My husband had orthostatic hypotension before PD diagnosis.. He was being treated for depression in hospital. When I finally convinced them to check his blood pressure after our daily walk (he was always dizzy when he stood up, if we'd rested somewhere) they discovered his blood pressure went from normal to 60/40!..panic stations. He was diagnosed with PD soon after.

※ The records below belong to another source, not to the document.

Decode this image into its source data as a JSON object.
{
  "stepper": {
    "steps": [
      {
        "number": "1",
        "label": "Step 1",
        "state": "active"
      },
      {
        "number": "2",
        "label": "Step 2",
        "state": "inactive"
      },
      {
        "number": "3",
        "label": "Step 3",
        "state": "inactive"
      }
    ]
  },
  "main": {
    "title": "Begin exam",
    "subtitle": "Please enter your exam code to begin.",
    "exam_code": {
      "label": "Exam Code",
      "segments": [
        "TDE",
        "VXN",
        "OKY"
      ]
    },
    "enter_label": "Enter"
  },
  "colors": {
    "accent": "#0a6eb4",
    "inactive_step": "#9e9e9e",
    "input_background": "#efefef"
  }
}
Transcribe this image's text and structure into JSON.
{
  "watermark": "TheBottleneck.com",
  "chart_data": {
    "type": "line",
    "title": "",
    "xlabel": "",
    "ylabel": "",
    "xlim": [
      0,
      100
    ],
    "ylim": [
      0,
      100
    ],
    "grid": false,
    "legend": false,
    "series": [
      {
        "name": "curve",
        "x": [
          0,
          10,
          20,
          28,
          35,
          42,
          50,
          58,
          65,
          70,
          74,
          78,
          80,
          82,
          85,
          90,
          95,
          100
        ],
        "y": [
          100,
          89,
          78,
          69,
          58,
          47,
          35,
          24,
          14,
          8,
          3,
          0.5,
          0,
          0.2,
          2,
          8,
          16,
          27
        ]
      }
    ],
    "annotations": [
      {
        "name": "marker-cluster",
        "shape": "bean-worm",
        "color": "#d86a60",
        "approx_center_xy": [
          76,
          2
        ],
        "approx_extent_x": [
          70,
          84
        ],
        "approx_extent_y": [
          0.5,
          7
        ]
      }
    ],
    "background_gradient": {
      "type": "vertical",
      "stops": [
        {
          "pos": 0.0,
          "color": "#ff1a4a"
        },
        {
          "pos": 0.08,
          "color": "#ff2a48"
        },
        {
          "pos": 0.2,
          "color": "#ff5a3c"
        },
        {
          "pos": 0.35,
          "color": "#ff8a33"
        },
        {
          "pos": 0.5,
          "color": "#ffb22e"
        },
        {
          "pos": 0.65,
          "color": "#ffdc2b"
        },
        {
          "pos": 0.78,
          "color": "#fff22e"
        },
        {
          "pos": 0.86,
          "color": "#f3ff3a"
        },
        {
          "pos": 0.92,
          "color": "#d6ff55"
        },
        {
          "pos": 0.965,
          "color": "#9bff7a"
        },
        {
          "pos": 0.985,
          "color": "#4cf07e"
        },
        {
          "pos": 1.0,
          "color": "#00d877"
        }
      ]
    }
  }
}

It's been a balancing act with medications. In more recent times his blood pressure started going up. It's probably what park_bear called supine hypertension. His blood pressure goes up in the afternoon. He's off the florinef to raise his blood pressure and takes medication late afternoon to keep it down overnight. It's worn off by the morning. It took awhile to get the medication right. His specialist is wonderful...another one who really cares.

One of the many improvements since we started him on mannitol in late -2019 has been that his low pressure doesn't go below 100/60.

We have a monitor and he's worn a 24 hr monitor a number of times for heart and blood pressure.

pmmargo profile image
pmmargo

could she be experiencing strokes? They would make one collapse. Some strokes (deoending on location) are less damaging than others, I would check for stroke.It would also explain communication difficulty.

chartist profile image
chartist

Hi John,

It has been about a month since you reported your mom's collapsing into a heap upon standing or sometimes walking. I was just wondering if you were able to have her doctor figure it out or if you were able to resolve the problem?

John_morris71 profile image
John_morris71 in reply to chartist

The doctor has no clue. However, she is not doing that often now. It is more of her being adamant than anything else. She does not like to walk ! She still does it at times, though not as often. So keeping fingers crossed and hoping that it goes away.

honeycombe3 profile image
honeycombe3

If your mother did no have pd what would your thoughts be? I shoul think epilepsy followed by TIAs.

John_morris71 profile image
John_morris71 in reply to honeycombe3

I really don't know. But she has PD and now the problem is not that often;

honeycombe3 profile image
honeycombe3

John, i don’t have answers. I just wrote what came into my head. I have this concern that once one is diagnosed with a major condition this takes over. It is given precedence over other conditions which may thus be overlooked and not treated. I m currently waiting 3 months to see an endocrinologist about various issues probably caused by hormonal upsets which have little to do with PD. The usual referral rate is much shorter.